According to Richard Saul Wurman, the only way humans can bring about a better world is to embrace the individual way everyone understands things and put together those idiosyncrasies, like GIS does.

According to Richard Saul Wurman, the only way humans can bring about a better world is to embrace the individual way everyone understands things and put together those idiosyncrasies, like GIS does. His new book, Understanding Understanding, will be published next year and feature GIS and mapping as a fundamental language for understanding.

Embracing Understanding

Just as Humboldt cultivated and shared his knowledge, so should GIS practitioners.

"Geography, mapping, [and] GIS have never been so important," said Dangermond. They provide "the language of understanding of our world and…a platform for creating a better future."

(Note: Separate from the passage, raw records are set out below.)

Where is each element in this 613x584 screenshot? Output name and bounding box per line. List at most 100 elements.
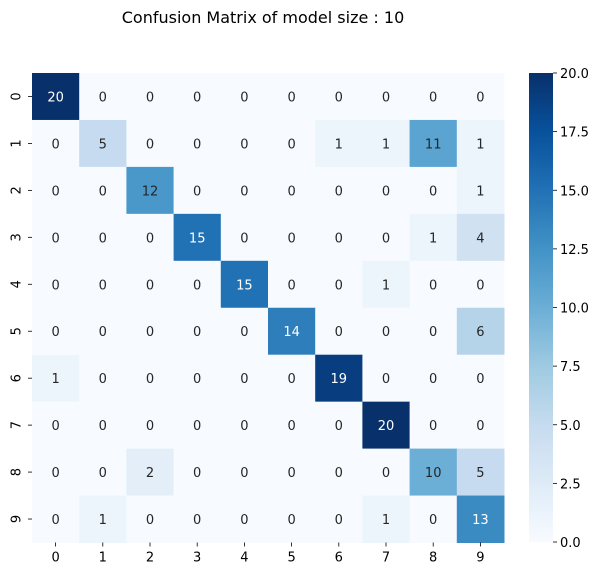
heatmap-cell (32, 495, 80, 543)
cell-value-label: 0 (99, 466, 107, 481)
cell-value-label: 1 (476, 137, 484, 152)
cell-value-label: 15 (236, 278, 253, 293)
cell-value-label: 0 (240, 231, 248, 246)
heatmap-cell (268, 448, 316, 497)
cell-value-label: 0 (335, 184, 343, 199)
cell-value-label: 1 (51, 372, 59, 387)
heatmap-cell (456, 495, 505, 543)
heatmap-cell (315, 260, 363, 309)
heatmap-cell (32, 401, 80, 450)
heatmap-cell (456, 448, 505, 497)
heatmap-cell (456, 119, 505, 168)
heatmap-cell (173, 119, 222, 168)
heatmap-grid: 20 0 0 0 0 0 0 0 0 00 5 0 0 0 0 1 1 11 10 0 12 0 0 0 0 0 0 10 0 0 15 0 0… (32, 73, 505, 543)
cell-value-label: 0 (193, 90, 201, 105)
cell-value-label: 0 (146, 419, 154, 434)
heatmap-cell (456, 401, 505, 450)
cell-value-label: 0 (240, 466, 248, 481)
heatmap-cell (126, 73, 175, 121)
cell-value-label: 0 (335, 513, 343, 528)
heatmap-cell (362, 495, 411, 543)
heatmap-cell (409, 119, 458, 168)
cell-value-label: 0 (99, 278, 107, 293)
heatmap-cell (315, 119, 363, 168)
heatmap-cell (220, 260, 269, 309)
heatmap-cell (362, 119, 411, 168)
cell-value-label: 0 (193, 466, 201, 481)
heatmap-cell (315, 307, 363, 356)
cell-value-label: 2 (146, 466, 154, 481)
y-tick-label: 0 (10, 92, 25, 100)
colorbar (529, 73, 553, 542)
cell-value-label: 5 (476, 466, 484, 481)
cell-value-label: 12 (142, 184, 159, 199)
cell-value-label: 0 (146, 372, 154, 387)
y-tick-label: 9 (10, 515, 25, 523)
cell-value-label: 0 (51, 419, 59, 434)
cell-value-label: 0 (382, 184, 390, 199)
x-tick-label: 6 (335, 551, 343, 566)
cell-value-label: 0 (99, 184, 107, 199)
cell-value-label: 0 (240, 90, 248, 105)
heatmap-cell (220, 119, 269, 168)
cell-value-label: 20 (47, 90, 64, 105)
heatmap-cell (220, 166, 269, 215)
colorbar-tick-label: 0.0 (560, 536, 581, 551)
heatmap-cell (173, 401, 222, 450)
cell-value-label: 1 (335, 137, 343, 152)
heatmap-cell (362, 307, 411, 356)
heatmap-cell (409, 495, 458, 543)
cell-value-label: 0 (429, 419, 437, 434)
cell-value-label: 5 (99, 137, 107, 152)
cell-value-label: 0 (51, 231, 59, 246)
colorbar-tick-label: 17.5 (560, 126, 589, 141)
heatmap-cell (126, 166, 175, 215)
heatmap-cell (220, 73, 269, 121)
colorbar-ticks: 0.0 2.5 5.0 7.5 10.0 12.5 15.0 17.5 20.0 (553, 67, 589, 551)
cell-value-label: 0 (240, 184, 248, 199)
cell-value-label: 0 (429, 325, 437, 340)
cell-value-label: 0 (287, 278, 295, 293)
heatmap-cell (268, 119, 316, 168)
heatmap-cell (173, 495, 222, 543)
cell-value-label: 0 (146, 278, 154, 293)
cell-value-label: 0 (335, 419, 343, 434)
cell-value-label: 0 (335, 325, 343, 340)
y-tick-label: 3 (10, 233, 25, 241)
x-tick-label: 4 (240, 551, 248, 566)
heatmap-cell (456, 73, 505, 121)
heatmap-cell (79, 495, 127, 543)
heatmap-cell (126, 213, 175, 262)
cell-value-label: 0 (476, 90, 484, 105)
x-tick-label: 9 (476, 551, 484, 566)
heatmap-cell (173, 448, 222, 497)
heatmap-cell (268, 213, 316, 262)
cell-value-label: 0 (99, 325, 107, 340)
cell-value-label: 0 (335, 90, 343, 105)
heatmap-cell (220, 495, 269, 543)
chart-title: Confusion Matrix of model size : 10 (122, 8, 405, 27)
heatmap-cell (220, 401, 269, 450)
y-tick-label: 1 (10, 139, 25, 147)
cell-value-label: 0 (146, 513, 154, 528)
heatmap-cell (315, 73, 363, 121)
cell-value-label: 0 (193, 278, 201, 293)
heatmap-cell (315, 354, 363, 403)
cell-value-label: 0 (51, 137, 59, 152)
heatmap-cell (220, 354, 269, 403)
heatmap-cell (32, 260, 80, 309)
heatmap-cell (268, 73, 316, 121)
heatmap-cell (362, 166, 411, 215)
heatmap-cell (456, 166, 505, 215)
y-tick-label: 8 (10, 468, 25, 476)
cell-value-label: 0 (146, 90, 154, 105)
heatmap-cell (409, 401, 458, 450)
heatmap-cell (268, 354, 316, 403)
cell-value-label: 0 (429, 278, 437, 293)
heatmap-cell (79, 354, 127, 403)
cell-value-label: 0 (476, 419, 484, 434)
cell-value-label: 15 (189, 231, 206, 246)
cell-value-label: 0 (476, 278, 484, 293)
cell-value-label: 1 (382, 278, 390, 293)
heatmap-cell (315, 213, 363, 262)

With GIS continually getting smarter, humans today are aware of things they couldn't have known before—things about the built environment, about nature, about the planet. That engenders a different kind of understanding about the world—and that is just what Richard Saul Wurman, founder of TED Talks, wanted the audience to contemplate at the end of the Plenary Session.

"I'd like you to think about how you personally understand things," he prompted. "Don't measure yourself by what teachers or parents or others tell you…that this is the only way you can do things."

Instead, he urged attendees to figure out how they each go about understanding things. It will be different from person to person, he said, but he gave everyone "permission…to embrace that idiosyncratic, human way each of us understands things."

Because, just as GIS cultivates new understanding, so do different ways of understanding create a better, smarter world.